Thoughts on Palestine

Via strange maps (and there by way of Guerre ou Paix), another look at Palestine:

They write:

This map excerpt of the environs of Jerusalem is strangely reminiscent of this one, showing Belgium partially submerged along ethnic lines. Both maps solve the seemingly intractible disputes inherent in their human geography by flooding out the “other”.

The full map is entitled Un monde à l’envers (’An Inverted World’) and can be found on page 129 of the 2009 edition of the Atlas du Monde diplomatique. It imagines the Palestinian areas, divided and separated by Israeli settlements, checkpoints and barriers, as an actual archipelago.

The excerpt shows Bethlehem as a coastal town on Holy Island, connected by ferry to Ar-Ram and Ramallah to the north, across the Jerusalem Canal. Other marine features on this map are Cape Elzariya and Cape Dibwan, the Ramalliot Archipelago and the Western Ramalliot Islands (both named, presumably, after Ramallah).

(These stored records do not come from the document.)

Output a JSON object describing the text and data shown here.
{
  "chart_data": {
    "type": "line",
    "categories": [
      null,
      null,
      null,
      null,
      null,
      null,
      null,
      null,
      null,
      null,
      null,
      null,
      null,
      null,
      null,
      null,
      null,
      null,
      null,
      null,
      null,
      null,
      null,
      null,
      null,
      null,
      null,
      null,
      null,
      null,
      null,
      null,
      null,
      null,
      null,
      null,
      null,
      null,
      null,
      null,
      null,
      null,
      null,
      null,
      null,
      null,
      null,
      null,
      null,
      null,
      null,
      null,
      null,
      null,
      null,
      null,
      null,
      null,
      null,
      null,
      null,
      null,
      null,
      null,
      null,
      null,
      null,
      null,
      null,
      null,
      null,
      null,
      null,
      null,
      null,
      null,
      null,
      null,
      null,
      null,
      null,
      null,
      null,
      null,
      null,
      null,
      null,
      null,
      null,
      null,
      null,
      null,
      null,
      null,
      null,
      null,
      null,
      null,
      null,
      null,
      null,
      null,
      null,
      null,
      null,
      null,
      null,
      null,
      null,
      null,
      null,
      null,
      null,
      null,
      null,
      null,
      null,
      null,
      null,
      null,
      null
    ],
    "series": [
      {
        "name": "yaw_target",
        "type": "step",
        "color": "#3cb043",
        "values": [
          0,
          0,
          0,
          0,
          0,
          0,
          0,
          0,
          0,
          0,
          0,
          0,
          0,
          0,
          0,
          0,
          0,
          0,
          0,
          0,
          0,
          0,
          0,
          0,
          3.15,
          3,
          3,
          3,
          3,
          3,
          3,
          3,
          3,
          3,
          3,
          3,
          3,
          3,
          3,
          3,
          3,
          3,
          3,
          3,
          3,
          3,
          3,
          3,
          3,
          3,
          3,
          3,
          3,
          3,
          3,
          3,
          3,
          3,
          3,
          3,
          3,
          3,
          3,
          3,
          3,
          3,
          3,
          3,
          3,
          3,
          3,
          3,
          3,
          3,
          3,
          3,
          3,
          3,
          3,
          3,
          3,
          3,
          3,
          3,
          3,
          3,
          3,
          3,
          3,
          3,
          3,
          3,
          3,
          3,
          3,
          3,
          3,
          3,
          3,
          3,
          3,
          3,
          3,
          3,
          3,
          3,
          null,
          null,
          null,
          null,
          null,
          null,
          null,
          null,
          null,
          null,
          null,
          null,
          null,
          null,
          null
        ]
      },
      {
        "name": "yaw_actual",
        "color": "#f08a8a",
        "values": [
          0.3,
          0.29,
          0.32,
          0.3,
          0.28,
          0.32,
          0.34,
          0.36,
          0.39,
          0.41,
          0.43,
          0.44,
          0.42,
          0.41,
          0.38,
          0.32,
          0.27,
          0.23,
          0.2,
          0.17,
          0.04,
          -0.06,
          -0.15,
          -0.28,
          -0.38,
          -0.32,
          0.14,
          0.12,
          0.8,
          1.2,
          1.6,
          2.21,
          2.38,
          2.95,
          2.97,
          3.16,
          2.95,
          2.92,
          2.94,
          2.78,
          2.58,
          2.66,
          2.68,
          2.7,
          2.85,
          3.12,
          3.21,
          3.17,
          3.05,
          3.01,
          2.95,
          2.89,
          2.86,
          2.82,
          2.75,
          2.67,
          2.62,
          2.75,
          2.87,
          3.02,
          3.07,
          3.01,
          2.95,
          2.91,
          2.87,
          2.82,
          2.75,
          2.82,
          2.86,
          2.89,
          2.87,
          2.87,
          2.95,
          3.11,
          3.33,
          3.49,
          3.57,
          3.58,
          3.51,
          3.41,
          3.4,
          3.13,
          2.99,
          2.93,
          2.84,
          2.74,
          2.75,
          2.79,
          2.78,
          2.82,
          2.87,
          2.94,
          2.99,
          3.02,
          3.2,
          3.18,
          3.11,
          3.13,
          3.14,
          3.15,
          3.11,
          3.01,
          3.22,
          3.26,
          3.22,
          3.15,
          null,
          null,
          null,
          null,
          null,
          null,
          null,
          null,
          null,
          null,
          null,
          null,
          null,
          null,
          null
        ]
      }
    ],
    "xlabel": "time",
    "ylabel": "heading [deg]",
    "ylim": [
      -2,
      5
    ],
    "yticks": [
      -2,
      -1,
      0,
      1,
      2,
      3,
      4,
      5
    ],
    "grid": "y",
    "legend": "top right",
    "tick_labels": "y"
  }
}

If recent thinking has been about Heidegger and the question of the limit in this articulation of what it means to be "human", this map might be read as another way of thinking about limits, about territory. It's also a remarkable demonstration of the tremendous rhetorical power of maps. To quote John Pickles roughly, maps precede territory, they precede an experience of it. What would it do to our understandings of the question of Palestine if nightly news reports used this map all the time instead of the normal map where Israel is shown beside its Occupied Territories?